高木 そうです。あとは韓国の方も一時期いたと聞いています。日本人女性との割合は、時代時代によって違うんですけど、大体半々ぐらいの割合だったようです。
やっぱり置屋さんとしては、外国人女性を入れたいんですよね。日本人の女性より給料が安くて、接客もいいので。ただ、外国人より若い日本人のほうがお客さんのウケはいい。でも、実際に遊んでいる男性からは「日本人は売られた子が多くて楽しくない」という声もあったようですね。
――外国の方は売られてきたわけではないんですか?
高木 外国の方は、売られたというよりは、外国から来る時点で借金があるわけですよ。だから働かなきゃいけないという状況でしょうね。いわゆる現地のブローカーに何百万かの借金をして、日本に行って何年間か稼いで帰るみたいなことですね。

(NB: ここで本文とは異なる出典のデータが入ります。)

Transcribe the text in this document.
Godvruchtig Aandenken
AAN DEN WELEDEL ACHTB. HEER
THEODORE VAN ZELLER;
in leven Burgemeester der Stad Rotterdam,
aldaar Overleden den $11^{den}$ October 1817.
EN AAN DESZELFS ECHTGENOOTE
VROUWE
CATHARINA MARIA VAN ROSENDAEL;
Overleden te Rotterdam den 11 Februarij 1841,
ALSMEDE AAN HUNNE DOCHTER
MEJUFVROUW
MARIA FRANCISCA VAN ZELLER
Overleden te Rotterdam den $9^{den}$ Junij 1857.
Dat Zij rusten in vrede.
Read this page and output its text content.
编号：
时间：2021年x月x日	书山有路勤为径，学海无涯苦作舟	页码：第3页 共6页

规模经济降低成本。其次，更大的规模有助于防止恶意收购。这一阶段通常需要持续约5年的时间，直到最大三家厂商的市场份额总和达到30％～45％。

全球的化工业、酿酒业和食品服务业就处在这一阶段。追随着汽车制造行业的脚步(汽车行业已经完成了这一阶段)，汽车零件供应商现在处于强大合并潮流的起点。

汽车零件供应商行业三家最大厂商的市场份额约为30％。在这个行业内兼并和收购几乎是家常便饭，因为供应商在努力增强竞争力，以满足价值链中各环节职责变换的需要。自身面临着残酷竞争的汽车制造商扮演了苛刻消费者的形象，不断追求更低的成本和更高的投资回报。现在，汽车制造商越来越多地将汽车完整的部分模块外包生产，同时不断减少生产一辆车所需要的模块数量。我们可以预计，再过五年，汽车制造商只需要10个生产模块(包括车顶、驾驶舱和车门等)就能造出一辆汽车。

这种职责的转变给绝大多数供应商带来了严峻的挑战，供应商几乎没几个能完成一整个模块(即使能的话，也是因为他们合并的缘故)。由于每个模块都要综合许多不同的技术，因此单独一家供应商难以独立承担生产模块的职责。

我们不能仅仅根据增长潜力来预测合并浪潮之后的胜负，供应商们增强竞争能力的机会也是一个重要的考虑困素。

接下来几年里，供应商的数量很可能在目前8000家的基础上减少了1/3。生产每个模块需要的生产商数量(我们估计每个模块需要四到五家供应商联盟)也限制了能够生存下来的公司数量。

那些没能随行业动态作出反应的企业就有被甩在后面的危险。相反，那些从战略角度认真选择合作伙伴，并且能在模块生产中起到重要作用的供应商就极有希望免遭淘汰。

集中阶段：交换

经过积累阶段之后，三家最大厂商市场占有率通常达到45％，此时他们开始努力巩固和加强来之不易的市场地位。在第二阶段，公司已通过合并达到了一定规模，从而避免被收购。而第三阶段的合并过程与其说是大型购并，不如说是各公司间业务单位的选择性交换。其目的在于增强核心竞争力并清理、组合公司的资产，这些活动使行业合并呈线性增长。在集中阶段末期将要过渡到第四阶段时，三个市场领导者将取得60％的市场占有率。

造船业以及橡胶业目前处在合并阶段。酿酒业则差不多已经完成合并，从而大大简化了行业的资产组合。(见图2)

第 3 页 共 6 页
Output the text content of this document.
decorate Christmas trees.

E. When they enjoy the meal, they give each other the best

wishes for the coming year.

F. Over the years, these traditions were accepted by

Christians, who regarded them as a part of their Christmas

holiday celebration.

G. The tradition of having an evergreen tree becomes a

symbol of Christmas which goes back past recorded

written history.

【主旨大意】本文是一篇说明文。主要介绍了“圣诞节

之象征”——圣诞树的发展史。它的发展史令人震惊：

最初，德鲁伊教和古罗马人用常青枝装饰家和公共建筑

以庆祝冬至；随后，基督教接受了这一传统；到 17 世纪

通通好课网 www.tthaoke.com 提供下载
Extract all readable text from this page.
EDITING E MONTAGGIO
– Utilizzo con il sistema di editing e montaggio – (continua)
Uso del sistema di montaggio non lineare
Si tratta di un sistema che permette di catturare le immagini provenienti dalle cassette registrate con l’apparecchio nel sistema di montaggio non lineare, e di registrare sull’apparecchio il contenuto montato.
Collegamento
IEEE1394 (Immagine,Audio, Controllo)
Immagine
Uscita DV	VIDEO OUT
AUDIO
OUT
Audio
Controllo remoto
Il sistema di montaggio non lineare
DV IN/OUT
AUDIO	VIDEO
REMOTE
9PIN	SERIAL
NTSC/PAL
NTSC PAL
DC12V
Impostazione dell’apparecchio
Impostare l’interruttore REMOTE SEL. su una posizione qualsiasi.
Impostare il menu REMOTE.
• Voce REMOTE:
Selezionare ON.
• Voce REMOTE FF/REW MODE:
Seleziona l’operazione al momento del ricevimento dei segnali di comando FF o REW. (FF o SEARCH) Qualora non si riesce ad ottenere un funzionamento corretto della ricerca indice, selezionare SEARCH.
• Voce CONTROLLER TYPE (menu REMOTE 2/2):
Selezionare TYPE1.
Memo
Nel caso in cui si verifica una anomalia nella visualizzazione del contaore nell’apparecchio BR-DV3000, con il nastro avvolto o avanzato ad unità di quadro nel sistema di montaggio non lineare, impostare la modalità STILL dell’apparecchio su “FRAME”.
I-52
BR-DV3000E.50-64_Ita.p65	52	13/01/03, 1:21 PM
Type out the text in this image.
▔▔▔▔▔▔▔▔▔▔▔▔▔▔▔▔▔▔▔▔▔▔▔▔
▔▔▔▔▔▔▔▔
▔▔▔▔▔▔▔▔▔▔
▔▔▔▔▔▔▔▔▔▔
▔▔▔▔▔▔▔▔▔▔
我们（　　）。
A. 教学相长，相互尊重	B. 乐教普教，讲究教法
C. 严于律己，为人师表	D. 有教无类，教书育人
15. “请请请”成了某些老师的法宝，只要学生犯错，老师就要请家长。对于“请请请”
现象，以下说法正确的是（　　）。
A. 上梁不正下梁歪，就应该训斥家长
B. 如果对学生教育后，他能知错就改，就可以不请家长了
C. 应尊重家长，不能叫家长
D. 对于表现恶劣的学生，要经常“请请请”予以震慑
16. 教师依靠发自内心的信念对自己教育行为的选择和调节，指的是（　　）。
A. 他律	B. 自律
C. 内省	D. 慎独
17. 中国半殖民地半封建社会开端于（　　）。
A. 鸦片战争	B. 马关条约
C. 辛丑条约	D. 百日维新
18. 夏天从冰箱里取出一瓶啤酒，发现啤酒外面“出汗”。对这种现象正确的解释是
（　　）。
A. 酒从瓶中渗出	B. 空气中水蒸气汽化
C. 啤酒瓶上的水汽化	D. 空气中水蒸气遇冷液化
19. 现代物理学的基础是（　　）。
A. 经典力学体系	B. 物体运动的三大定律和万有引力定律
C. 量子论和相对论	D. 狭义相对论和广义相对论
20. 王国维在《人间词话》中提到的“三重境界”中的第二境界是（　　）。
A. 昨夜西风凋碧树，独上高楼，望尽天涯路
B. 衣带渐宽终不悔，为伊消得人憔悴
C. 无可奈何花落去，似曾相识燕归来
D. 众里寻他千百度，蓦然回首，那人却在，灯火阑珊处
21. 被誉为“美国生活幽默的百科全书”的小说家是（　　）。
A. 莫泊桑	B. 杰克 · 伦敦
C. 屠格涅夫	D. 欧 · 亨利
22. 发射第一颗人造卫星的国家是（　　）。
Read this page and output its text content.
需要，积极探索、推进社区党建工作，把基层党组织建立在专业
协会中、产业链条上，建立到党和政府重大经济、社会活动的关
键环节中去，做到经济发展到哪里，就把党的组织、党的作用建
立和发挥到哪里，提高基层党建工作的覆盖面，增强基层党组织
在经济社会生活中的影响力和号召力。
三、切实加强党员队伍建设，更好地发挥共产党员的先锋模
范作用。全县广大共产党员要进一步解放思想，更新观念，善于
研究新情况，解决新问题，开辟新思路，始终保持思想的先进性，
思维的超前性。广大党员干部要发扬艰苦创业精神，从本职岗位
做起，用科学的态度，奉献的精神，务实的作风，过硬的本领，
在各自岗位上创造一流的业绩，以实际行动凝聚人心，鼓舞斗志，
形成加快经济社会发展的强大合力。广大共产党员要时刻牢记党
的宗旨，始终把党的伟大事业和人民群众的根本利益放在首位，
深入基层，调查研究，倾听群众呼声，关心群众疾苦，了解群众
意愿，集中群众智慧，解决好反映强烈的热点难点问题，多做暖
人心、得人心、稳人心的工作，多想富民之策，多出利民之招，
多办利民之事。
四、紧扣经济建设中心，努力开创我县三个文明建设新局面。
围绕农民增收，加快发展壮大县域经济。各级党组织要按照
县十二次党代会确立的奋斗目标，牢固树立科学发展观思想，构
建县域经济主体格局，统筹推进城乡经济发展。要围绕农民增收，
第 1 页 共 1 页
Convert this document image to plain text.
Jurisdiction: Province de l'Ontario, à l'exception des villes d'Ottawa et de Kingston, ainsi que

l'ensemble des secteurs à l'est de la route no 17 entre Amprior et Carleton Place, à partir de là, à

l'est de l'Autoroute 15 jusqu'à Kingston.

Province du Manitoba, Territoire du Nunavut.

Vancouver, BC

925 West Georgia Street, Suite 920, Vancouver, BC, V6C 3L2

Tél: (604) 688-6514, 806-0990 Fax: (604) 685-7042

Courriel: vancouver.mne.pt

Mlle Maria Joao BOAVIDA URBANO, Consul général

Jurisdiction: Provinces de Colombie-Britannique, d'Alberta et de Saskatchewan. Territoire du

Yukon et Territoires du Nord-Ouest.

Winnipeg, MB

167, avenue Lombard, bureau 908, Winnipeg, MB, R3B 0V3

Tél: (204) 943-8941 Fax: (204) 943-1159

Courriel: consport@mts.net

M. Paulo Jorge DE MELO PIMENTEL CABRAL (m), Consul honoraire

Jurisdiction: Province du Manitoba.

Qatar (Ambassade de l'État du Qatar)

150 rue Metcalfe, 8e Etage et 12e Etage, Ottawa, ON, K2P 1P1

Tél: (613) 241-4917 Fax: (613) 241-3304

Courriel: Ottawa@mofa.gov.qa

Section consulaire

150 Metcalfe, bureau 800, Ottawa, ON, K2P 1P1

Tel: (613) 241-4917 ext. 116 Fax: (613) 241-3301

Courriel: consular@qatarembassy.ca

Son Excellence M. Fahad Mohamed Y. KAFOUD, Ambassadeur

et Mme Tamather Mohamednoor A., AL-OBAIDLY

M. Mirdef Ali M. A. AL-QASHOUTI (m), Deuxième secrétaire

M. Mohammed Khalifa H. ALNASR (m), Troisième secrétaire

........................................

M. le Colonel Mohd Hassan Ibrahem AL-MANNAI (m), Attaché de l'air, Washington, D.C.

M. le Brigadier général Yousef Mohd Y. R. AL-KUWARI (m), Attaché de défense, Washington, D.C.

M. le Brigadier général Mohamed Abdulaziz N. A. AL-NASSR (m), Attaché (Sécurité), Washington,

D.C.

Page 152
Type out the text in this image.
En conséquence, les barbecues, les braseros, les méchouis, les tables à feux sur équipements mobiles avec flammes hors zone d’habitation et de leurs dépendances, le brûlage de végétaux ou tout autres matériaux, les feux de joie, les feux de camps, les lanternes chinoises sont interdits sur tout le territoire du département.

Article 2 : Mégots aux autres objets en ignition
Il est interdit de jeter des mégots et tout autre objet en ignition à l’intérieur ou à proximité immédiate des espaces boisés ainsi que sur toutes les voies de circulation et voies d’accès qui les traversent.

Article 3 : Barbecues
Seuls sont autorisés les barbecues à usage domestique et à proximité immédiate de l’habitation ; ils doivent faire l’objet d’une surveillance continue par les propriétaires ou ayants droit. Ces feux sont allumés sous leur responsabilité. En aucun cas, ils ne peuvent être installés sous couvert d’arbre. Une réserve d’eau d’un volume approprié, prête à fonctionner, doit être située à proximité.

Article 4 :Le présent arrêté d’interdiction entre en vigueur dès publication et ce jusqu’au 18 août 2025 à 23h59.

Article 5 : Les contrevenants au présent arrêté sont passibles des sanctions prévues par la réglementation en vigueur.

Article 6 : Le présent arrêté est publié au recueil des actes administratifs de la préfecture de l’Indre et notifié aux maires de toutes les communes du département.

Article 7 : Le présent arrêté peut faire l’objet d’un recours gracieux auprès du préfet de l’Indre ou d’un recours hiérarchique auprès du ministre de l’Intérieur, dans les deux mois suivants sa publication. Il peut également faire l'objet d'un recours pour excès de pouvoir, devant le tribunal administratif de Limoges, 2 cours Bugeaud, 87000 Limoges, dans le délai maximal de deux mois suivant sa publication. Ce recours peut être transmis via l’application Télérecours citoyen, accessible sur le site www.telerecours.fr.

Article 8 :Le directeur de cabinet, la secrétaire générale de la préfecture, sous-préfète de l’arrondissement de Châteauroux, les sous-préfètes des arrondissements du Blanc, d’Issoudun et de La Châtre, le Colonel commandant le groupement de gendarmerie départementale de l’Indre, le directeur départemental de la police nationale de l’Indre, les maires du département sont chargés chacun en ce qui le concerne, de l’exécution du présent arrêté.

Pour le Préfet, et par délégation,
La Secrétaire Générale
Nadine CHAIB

――働いている女性の年齢層や容姿などについても質問がきています。
高木 全盛期はタレントとまでは行かないけれども、町の風俗店にはいないような普通の女性がいて、その子と恋愛っぽく一夜を共にできることで人気があったようです。フィリピンやタイの女性もすごくスタイルがよかったという話を聞いています。ただ、バブル崩壊以降、特に2000年に入ってからは島が疲弊していって、人気のある稼げる子は他の風俗に移ってしまって、島の店の女性は高齢化していきました。僕の知人も2010年頃にある地域の消防団の慰安旅行で行ったそうですが、娼婦は40代しか居なかったと話していました。
島の公衆トイレに注射器が散乱していた時期も
――「島には薬物はあったりしたのか」という疑問も届いています。
高木 薬物に関しては、70年代から80年代頭ぐらいまでは結構多かったと聞いています。島の公衆トイレとかに注射器が散乱していたという証言もあって。昔は本当に何でもありの島だったみたいですね。ただ時代が変わっていき、次第に警察としても、置屋が自由恋愛を隠れ蓑に売春するのはともかく、薬物やさっき話に出た裏カジノなど明らかに非合法なものを積極的に取り締まらざるを得なくなったのだと思います。
カジノは、もともと置屋だった広いスナックにバカラの台を2つぐらい入れていたんですが、噂を聞きつけた警察官が島に来て、営業中の店の前で張り付いていたらしい。だから客が入れず開店休業状態で、半月で閉めることになった。そのカジノは島に来るお客さんのためではなく、島に居る女の子のためのギャンブル場。女の子が稼いでお金を持っちゃうと居なくなっちゃうので、ギャンブルで金を吸い上げて、また働いてもらおうという思惑ですね。
歌舞伎町など歓楽街にあるロジックですよね。ホスト、風俗嬢、キャバ嬢がお金を持っても、店終わりに裏カジノや裏スロに行って散財して、また明日頑張る。そうやってお金を同じところでグルグル回そうとしていたのでしょう。